Lower precision means faster computation and less memory usage, but potentially reduced accuracy. Modern AI training uses mixed precision (FP16/FP32) to balance speed and accuracy.

TFLOPS as a Performance Metric

TFLOPS measures peak theoretical throughput — the maximum operations per second under ideal conditions. Real-world performance depends on memory bandwidth, software optimisation, and workload characteristics.

However, TFLOPS remains the most useful single metric for comparing GPU performance.

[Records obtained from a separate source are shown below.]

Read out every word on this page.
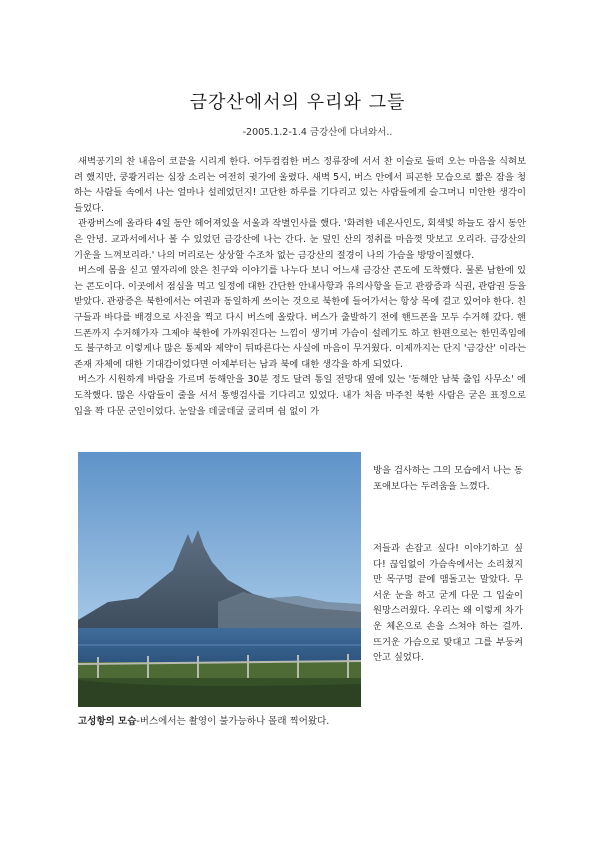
금강산에서의 우리와 그들
-2005.1.2-1.4 금강산에 다녀와서..

새벽공기의 찬 내음이 코끝을 시리게 한다. 어두컴컴한 버스 정류장에 서서 찬 이슬로 들떠 오는 마음을 식혀보려 했지만, 쿵쾅거리는 심장 소리는 여전히 귓가에 울렸다. 새벽 5시, 버스 안에서 피곤한 모습으로 짧은 잠을 청하는 사람들 속에서 나는 얼마나 설레었던지! 고단한 하루를 기다리고 있는 사람들에게 슬그머니 미안한 생각이 들었다.

관광버스에 올라타 4일 동안 헤어져있을 서울과 작별인사를 했다. '화려한 네온사인도, 회색빛 하늘도 잠시 동안은 안녕. 교과서에서나 볼 수 있었던 금강산에 나는 간다. 눈 덮인 산의 정취를 마음껏 맛보고 오리라. 금강산의 기운을 느껴보리라.' 나의 머리로는 상상할 수조차 없는 금강산의 절경이 나의 가슴을 방망이질했다.

버스에 몸을 싣고 옆자리에 앉은 친구와 이야기를 나누다 보니 어느새 금강산 콘도에 도착했다. 물론 남한에 있는 콘도이다. 이곳에서 점심을 먹고 일정에 대한 간단한 안내사항과 유의사항을 듣고 관광증과 식권, 관람권 등을 받았다. 관광증은 북한에서는 여권과 동일하게 쓰이는 것으로 북한에 들어가서는 항상 목에 걸고 있어야 한다. 친구들과 바다를 배경으로 사진을 찍고 다시 버스에 올랐다. 버스가 출발하기 전에 핸드폰을 모두 수거해 갔다. 핸드폰까지 수거해가자 그제야 북한에 가까워진다는 느낌이 생기며 가슴이 설레기도 하고 한편으로는 한민족임에도 불구하고 이렇게나 많은 통제와 제약이 뒤따른다는 사실에 마음이 무거웠다. 이제까지는 단지 '금강산' 이라는 존재 자체에 대한 기대감이었다면 이제부터는 남과 북에 대한 생각을 하게 되었다.

버스가 시원하게 바람을 가르며 동해안을 30분 정도 달려 통일 전망대 옆에 있는 '동해안 남북 출입 사무소' 에 도착했다. 많은 사람들이 줄을 서서 통행검사를 기다리고 있었다. 내가 처음 마주친 북한 사람은 굳은 표정으로 입을 꽉 다문 군인이었다. 눈알을 데굴데굴 굴리며 쉼 없이 가

방을 검사하는 그의 모습에서 나는 동포애보다는 두려움을 느꼈다.
저들과 손잡고 싶다! 이야기하고 싶다! 끊임없이 가슴속에서는 소리쳤지만 목구멍 끝에 맴돌고는 말았다. 무서운 눈을 하고 굳게 다문 그 입술이 원망스러웠다. 우리는 왜 이렇게 차가운 체온으로 손을 스쳐야 하는 걸까. 뜨거운 가슴으로 맞대고 그를 부둥켜안고 싶었다.
고성항의 모습-버스에서는 촬영이 불가능하나 몰래 찍어왔다.
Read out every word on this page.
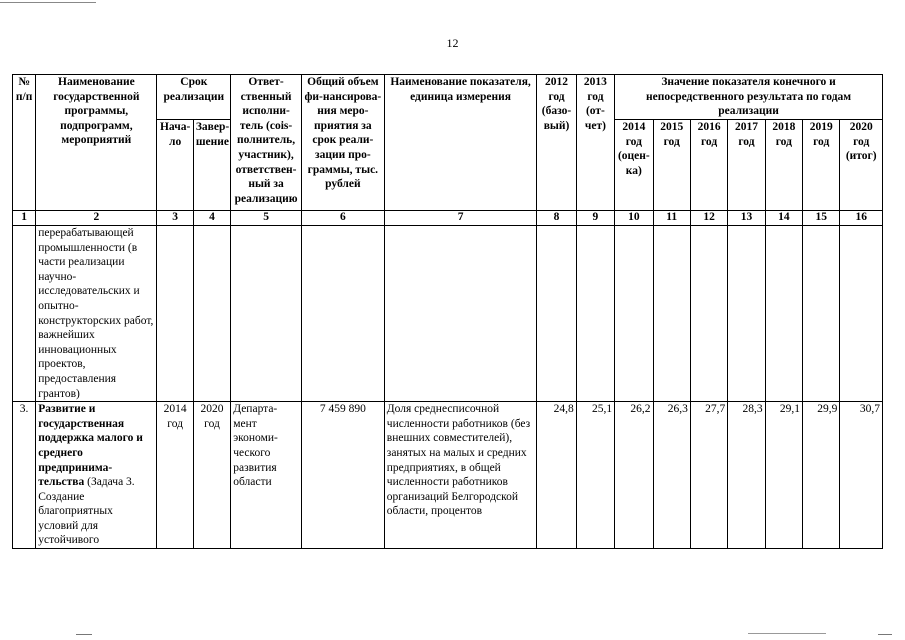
12
№ п/п	Наименование государственной программы, подпрограмм, мероприятий	Срок реализации		Ответ-ственный исполни-тель (сois-полнитель, участник), ответствен-ный за реализацию	Общий объем фи-нансирова-ния меро-приятия за срок реали-зации про-граммы, тыс. рублей	Наименование показателя, единица измерения	2012 год (базо-вый)	2013 год (от-чет)	Значение показателя конечного и непосредственного результата по годам реализации						
		Нача-ло	Завер-шение						2014 год (оцен-ка)	2015 год	2016 год	2017 год	2018 год	2019 год	2020 год (итог)
1	2	3	4	5	6	7	8	9	10	11	12	13	14	15	16
	перерабатывающей промышленности (в части реализации научно-исследовательских и опытно-конструкторских работ, важнейших инновационных проектов, предоставления грантов)														
3.	Развитие и государственная поддержка малого и среднего предпринима-тельства (Задача 3. Создание благоприятных условий для устойчивого	2014 год	2020 год	Департа-мент экономи-ческого развития области	7 459 890	Доля среднесписочной численности работников (без внешних совместителей), занятых на малых и средних предприятиях, в общей численности работников организаций Белгородской области, процентов	24,8	25,1	26,2	26,3	27,7	28,3	29,1	29,9	30,7
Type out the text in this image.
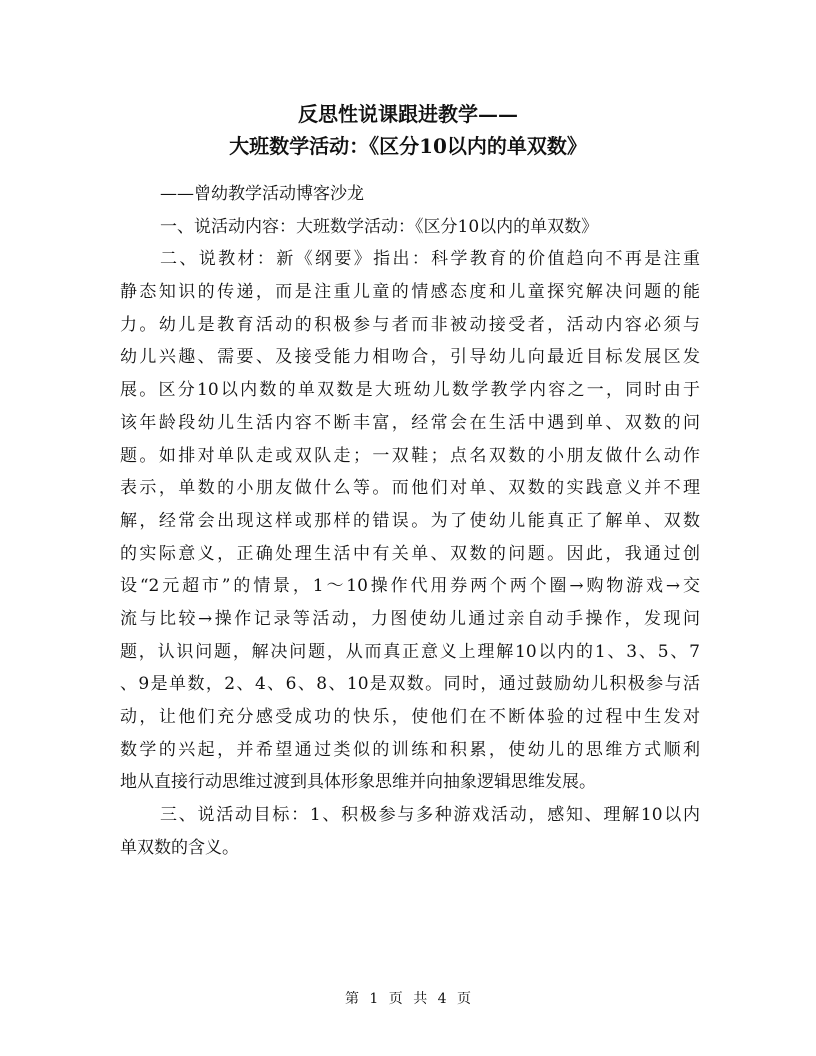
反思性说课跟进教学——
大班数学活动：《区分10以内的单双数》
——曾幼教学活动博客沙龙
一、说活动内容：大班数学活动：《区分10以内的单双数》
二、说教材：新《纲要》指出：科学教育的价值趋向不再是注重
静态知识的传递，而是注重儿童的情感态度和儿童探究解决问题的能
力。幼儿是教育活动的积极参与者而非被动接受者，活动内容必须与
幼儿兴趣、需要、及接受能力相吻合，引导幼儿向最近目标发展区发
展。区分10以内数的单双数是大班幼儿数学教学内容之一，同时由于
该年龄段幼儿生活内容不断丰富，经常会在生活中遇到单、双数的问
题。如排对单队走或双队走；一双鞋；点名双数的小朋友做什么动作
表示，单数的小朋友做什么等。而他们对单、双数的实践意义并不理
解，经常会出现这样或那样的错误。为了使幼儿能真正了解单、双数
的实际意义，正确处理生活中有关单、双数的问题。因此，我通过创
设“2元超市”的情景，1～10操作代用券两个两个圈→购物游戏→交
流与比较→操作记录等活动，力图使幼儿通过亲自动手操作，发现问
题，认识问题，解决问题，从而真正意义上理解10以内的1、3、5、7
、9是单数，2、4、6、8、10是双数。同时，通过鼓励幼儿积极参与活
动，让他们充分感受成功的快乐，使他们在不断体验的过程中生发对
数学的兴起，并希望通过类似的训练和积累，使幼儿的思维方式顺利
地从直接行动思维过渡到具体形象思维并向抽象逻辑思维发展。
三、说活动目标：1、积极参与多种游戏活动，感知、理解10以内
单双数的含义。
第 1 页 共 4 页
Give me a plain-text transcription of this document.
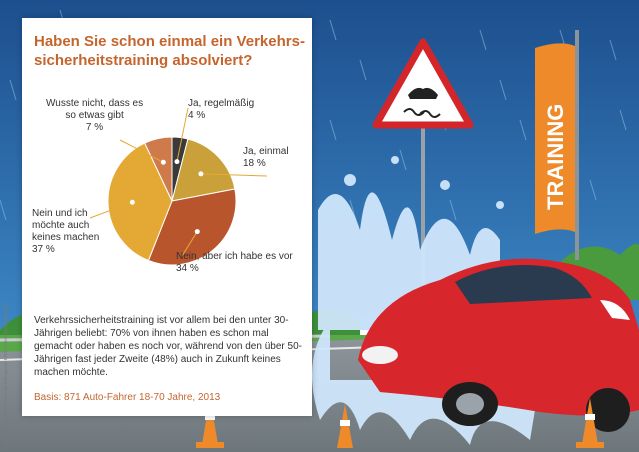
TRAINING
Haben Sie schon einmal ein Verkehrs-
sicherheitstraining absolviert?
Wusste nicht, dass es
so etwas gibt
7 %
Ja, regelmäßig
4 %
Ja, einmal
18 %
Nein, aber ich habe es vor
34 %
Nein und ich
möchte auch
keines machen
37 %

Verkehrssicherheitstraining ist vor allem bei den unter 30-Jährigen beliebt: 70% von ihnen haben es schon mal gemacht oder haben es noch vor, während von den über 50-Jährigen fast jeder Zweite (48%) auch in Zukunft keines machen möchte.

Basis: 871 Auto-Fahrer 18-70 Jahre, 2013

Quelle: Goslar Institut / Forsa im Auftrag von ERGO Versicherungsgruppe
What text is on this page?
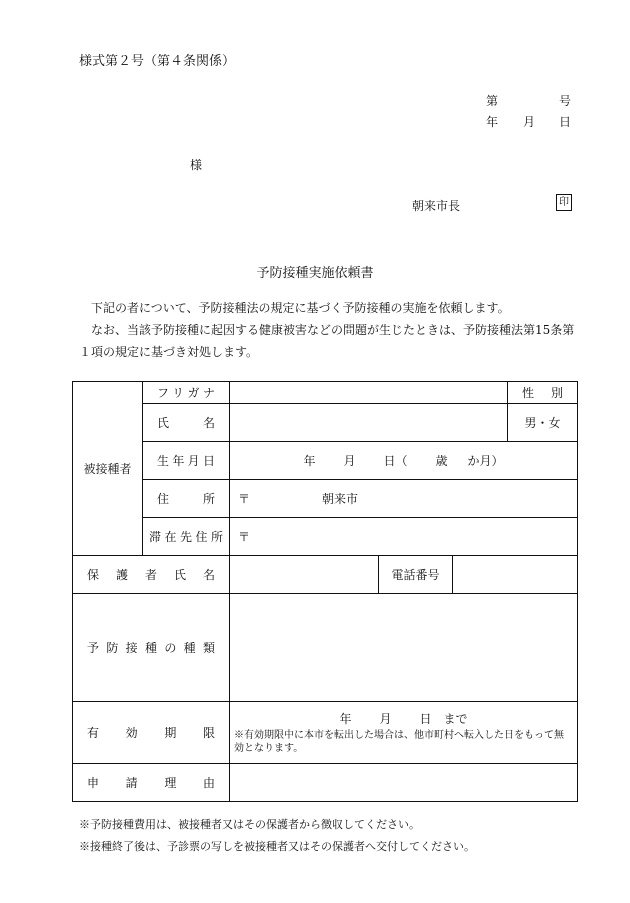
様式第２号（第４条関係）
第	号
年 月 日
様
朝来市長	印
予防接種実施依頼書

下記の者について、予防接種法の規定に基づく予防接種の実施を依頼します。

なお、当該予防接種に起因する健康被害などの問題が生じたときは、予防接種法第15条第１項の規定に基づき対処します。

被接種者	フリガナ				性別
	氏名				男・女
	生年月日	年 月 日（ 歳 か月）			
	住所	〒 朝来市			
	滞在先住所	〒			
保護者氏名			電話番号		
予防接種の種類					
有効期限		年 月 日 まで
※有効期限中に本市を転出した場合は、他市町村へ転入した日をもって無効となります。			

申請理由					

※予防接種費用は、被接種者又はその保護者から徴収してください。

※接種終了後は、予診票の写しを被接種者又はその保護者へ交付してください。
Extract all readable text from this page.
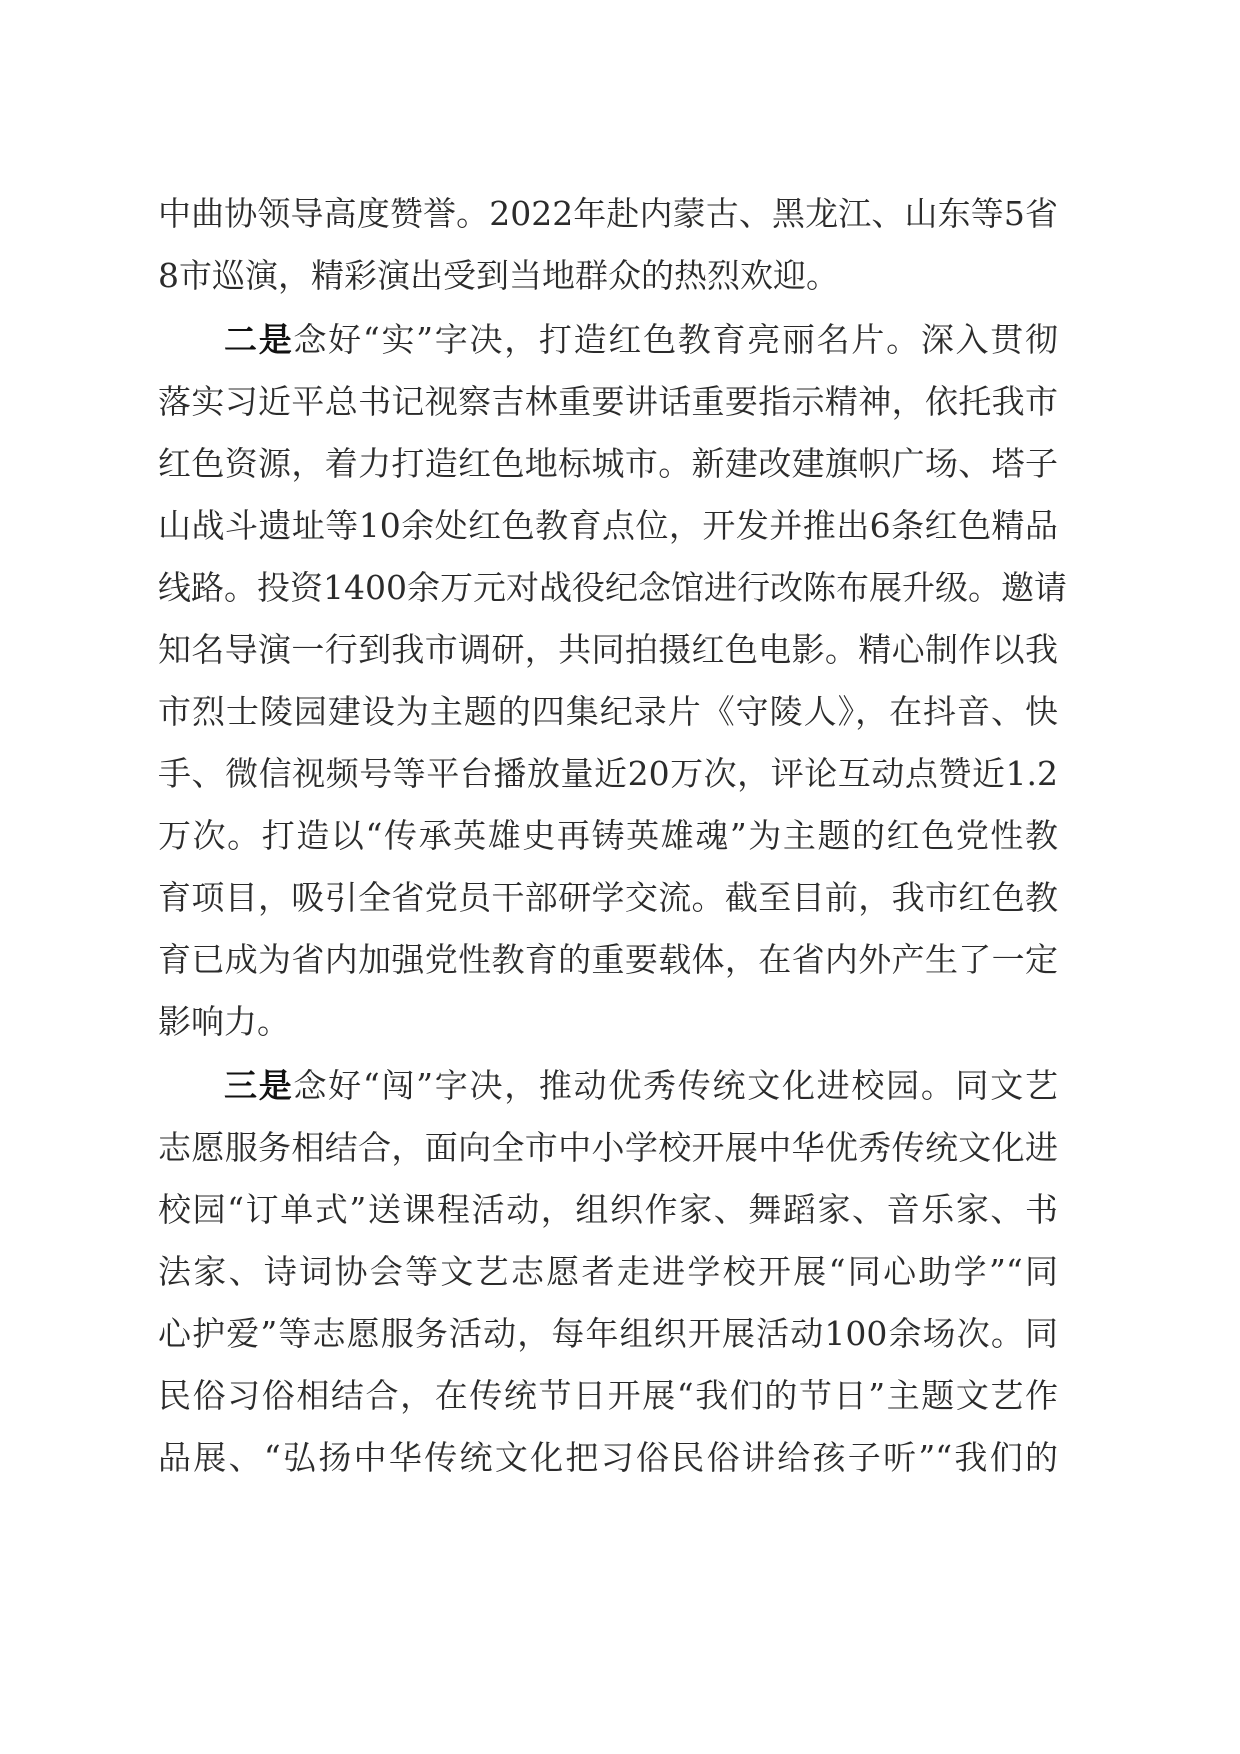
中曲协领导高度赞誉。2022年赴内蒙古、黑龙江、山东等5省
8市巡演，精彩演出受到当地群众的热烈欢迎。
二是念好“实”字决，打造红色教育亮丽名片。深入贯彻
落实习近平总书记视察吉林重要讲话重要指示精神，依托我市
红色资源，着力打造红色地标城市。新建改建旗帜广场、塔子
山战斗遗址等10余处红色教育点位，开发并推出6条红色精品
线路。投资1400余万元对战役纪念馆进行改陈布展升级。邀请
知名导演一行到我市调研，共同拍摄红色电影。精心制作以我
市烈士陵园建设为主题的四集纪录片《守陵人》，在抖音、快
手、微信视频号等平台播放量近20万次，评论互动点赞近1.2
万次。打造以“传承英雄史再铸英雄魂”为主题的红色党性教
育项目，吸引全省党员干部研学交流。截至目前，我市红色教
育已成为省内加强党性教育的重要载体，在省内外产生了一定
影响力。
三是念好“闯”字决，推动优秀传统文化进校园。同文艺
志愿服务相结合，面向全市中小学校开展中华优秀传统文化进
校园“订单式”送课程活动，组织作家、舞蹈家、音乐家、书
法家、诗词协会等文艺志愿者走进学校开展“同心助学”“同
心护爱”等志愿服务活动，每年组织开展活动100余场次。同
民俗习俗相结合，在传统节日开展“我们的节日”主题文艺作
品展、“弘扬中华传统文化把习俗民俗讲给孩子听”“我们的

Signwl uses FP16 TFLOPS as the standard benchmark across all GPU profiles because it best represents AI workload performance.

Performance per Dollar

Raw TFLOPS alone don't tell the full story — cost matters. Signwl calculates TFLOPS per dollar per hour for each GPU, revealing which accelerators deliver the best performance for their price.

A GPU with lower TFLOPS but much lower cost can deliver better value than a flagship GPU. For example, the L40S delivers 366 FP16 TFLOPS at a fraction of the H100's price, making it more cost-effective for workloads that don't need maximum performance.

Frequently Asked Questions

What does TFLOPS mean?

TFLOPS stands for Tera Floating-Point Operations Per Second — trillions of mathematical operations per second. FP16 TFLOPS is the standard AI performance metric. The NVIDIA H100 delivers 990 FP16 TFLOPS.

Are more TFLOPS always better?

More TFLOPS means more raw compute, but cost and memory also matter. A cheaper GPU with fewer TFLOPS can deliver better value (TFLOPS per dollar). Memory bandwidth and capacity are equally important for many AI workloads.

What is the difference between FP16 and FP32 TFLOPS?

FP16 uses half the precision of FP32, allowing GPUs to perform roughly twice as many operations per second. FP16 is the standard for AI training and inference, while FP32 is used for scientific computing requiring full precision.